My data team and I are trying to figure out a way to keep track of the date a particular table has been rebuilt.
The context of why I’m trying to do this
We have a lot of tables that are scheduled for daily refreshes in ECS. Sometimes we update these tables to include new features. Sometimes these updates result in the tables breaking which causes the table to not include any new data past the date when it broke. (For example, a column was added, but not included in the “group by” section of the code, so it broke the sql and the table was no longer getting built).
We set up monitor alarms triggered by “ERRROR” string in the logs in AWS, so now it will hopefully email notification when a refresh job fails. But we were wondering if there’s a way to get that information more directly.
What I’ve already tried
We thought about including a “updated on” column in all the tables, which we can check to see if the table was actually updated recently. But that would require rewriting a lot of tables and we don’t really want to do that. Is there maybe some kind of dbt logs or tracking that we could use?

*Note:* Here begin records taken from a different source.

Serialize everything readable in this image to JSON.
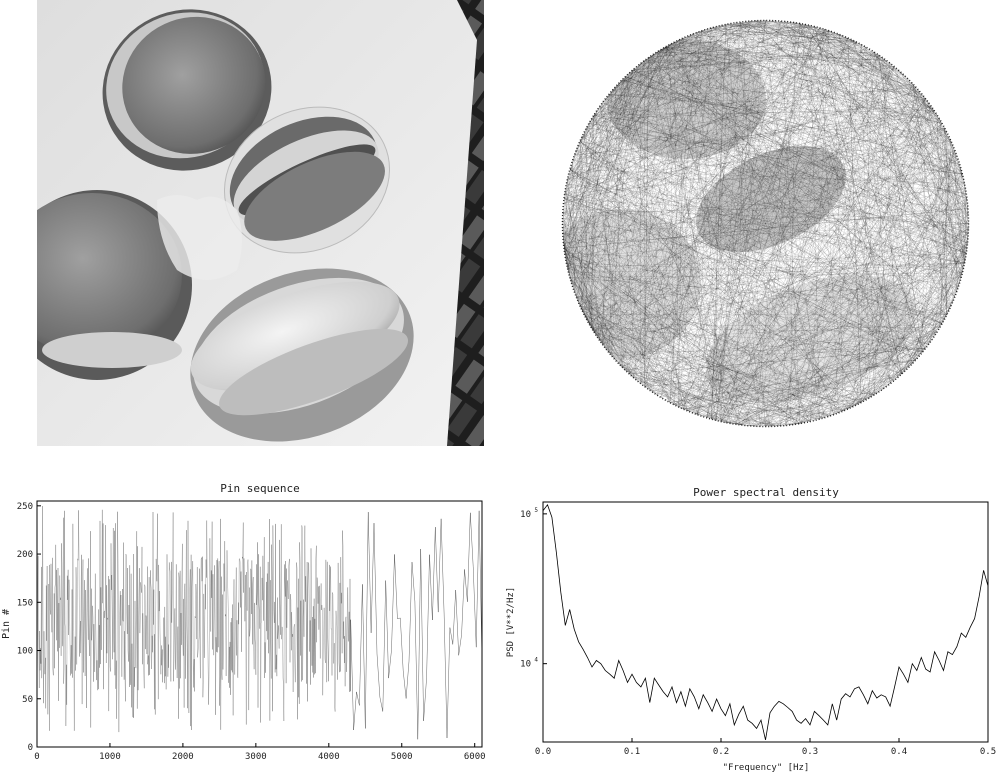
{
  "colors": {
    "background": "#ffffff",
    "ink": "#111111",
    "photo_dark": "#2a2a2a",
    "photo_mid": "#8a8a8a",
    "photo_light": "#e6e6e6"
  },
  "chart_data": [
    {
      "type": "image",
      "description_name": "grayscale-macaron-photo",
      "title": ""
    },
    {
      "type": "image",
      "description_name": "string-art-rendering",
      "title": ""
    },
    {
      "type": "line",
      "title": "Pin sequence",
      "xlabel": "",
      "ylabel": "Pin #",
      "xlim": [
        0,
        6100
      ],
      "ylim": [
        0,
        255
      ],
      "xticks": [
        0,
        1000,
        2000,
        3000,
        4000,
        5000,
        6000
      ],
      "yticks": [
        0,
        50,
        100,
        150,
        200,
        250
      ],
      "dense_region_end": 4300,
      "sparse_region_end": 6100,
      "grid": false
    },
    {
      "type": "line",
      "title": "Power spectral density",
      "xlabel": "\"Frequency\" [Hz]",
      "ylabel": "PSD [V**2/Hz]",
      "xlim": [
        0.0,
        0.5
      ],
      "ylim": [
        3000,
        120000
      ],
      "yscale": "log",
      "xticks": [
        0.0,
        0.1,
        0.2,
        0.3,
        0.4,
        0.5
      ],
      "xtick_labels": [
        "0.0",
        "0.1",
        "0.2",
        "0.3",
        "0.4",
        "0.5"
      ],
      "yticks": [
        10000,
        100000
      ],
      "ytick_bases": [
        "10",
        "10"
      ],
      "ytick_exps": [
        "4",
        "5"
      ],
      "grid": false,
      "x": [
        0.0,
        0.005,
        0.01,
        0.015,
        0.02,
        0.025,
        0.03,
        0.035,
        0.04,
        0.045,
        0.05,
        0.055,
        0.06,
        0.065,
        0.07,
        0.075,
        0.08,
        0.085,
        0.09,
        0.095,
        0.1,
        0.105,
        0.11,
        0.115,
        0.12,
        0.125,
        0.13,
        0.135,
        0.14,
        0.145,
        0.15,
        0.155,
        0.16,
        0.165,
        0.17,
        0.175,
        0.18,
        0.185,
        0.19,
        0.195,
        0.2,
        0.205,
        0.21,
        0.215,
        0.22,
        0.225,
        0.23,
        0.235,
        0.24,
        0.245,
        0.25,
        0.255,
        0.26,
        0.265,
        0.27,
        0.275,
        0.28,
        0.285,
        0.29,
        0.295,
        0.3,
        0.305,
        0.31,
        0.315,
        0.32,
        0.325,
        0.33,
        0.335,
        0.34,
        0.345,
        0.35,
        0.355,
        0.36,
        0.365,
        0.37,
        0.375,
        0.38,
        0.385,
        0.39,
        0.395,
        0.4,
        0.405,
        0.41,
        0.415,
        0.42,
        0.425,
        0.43,
        0.435,
        0.44,
        0.445,
        0.45,
        0.455,
        0.46,
        0.465,
        0.47,
        0.475,
        0.48,
        0.485,
        0.49,
        0.495,
        0.5
      ],
      "y": [
        105000,
        115000,
        95000,
        55000,
        30000,
        18000,
        23000,
        17000,
        14000,
        12500,
        11000,
        9500,
        10500,
        10000,
        9000,
        8500,
        8000,
        10500,
        9000,
        7500,
        8500,
        7500,
        7000,
        8000,
        5500,
        8000,
        7200,
        6500,
        6000,
        7000,
        5500,
        6500,
        5200,
        6800,
        6000,
        5000,
        6200,
        5500,
        4800,
        5800,
        5000,
        4500,
        5400,
        3900,
        4600,
        5200,
        4200,
        4000,
        3700,
        4200,
        3100,
        4700,
        5200,
        5600,
        5400,
        5100,
        4800,
        4200,
        4000,
        4300,
        3900,
        4800,
        4500,
        4200,
        3900,
        5400,
        4200,
        5800,
        6300,
        6000,
        6800,
        7000,
        6200,
        5400,
        6600,
        5900,
        6200,
        6000,
        5200,
        7000,
        9500,
        8500,
        7500,
        10000,
        9000,
        11000,
        9200,
        8800,
        12000,
        10500,
        9000,
        12000,
        11500,
        13000,
        16000,
        15000,
        17500,
        20000,
        28000,
        42000,
        33000
      ]
    }
  ]
}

For example, when the daily job kicks off and rebuilds all the tables with “daily” tag, if there a way for it to let us know AFTER it ran all the tables, which ones were broken and didn’t get rebuilt?
Each dbt run command creates a file called run_results.json that has a record of what it did. Save that file and then parse all the files to see what happened.
Alternatively, look at the query logs of your database for queries run by the service account that runs your dbt jobs.
Thanks! So if a job runs all tables with “daily” tag. It would overwrite the run_results.json after every table, right? How would you parse it after every table then? Or does it will it only create one run_results after ALL the files with the “daily” tag were run?
Well it depends on where you’re running the dbt command. You’ll need to persist the run_results.json file somewhere (eg S3) and then parse it. If you’re running in a cloud environment like ECS where your VM and its storage aren’t persistent you’ll have to write the file out to persistent storage as the last step of your process. There are also dbt packages that do this job from what I remember (inserting data from run_results into the database) but I don’t use them, we parse the run_results and the query log in our database.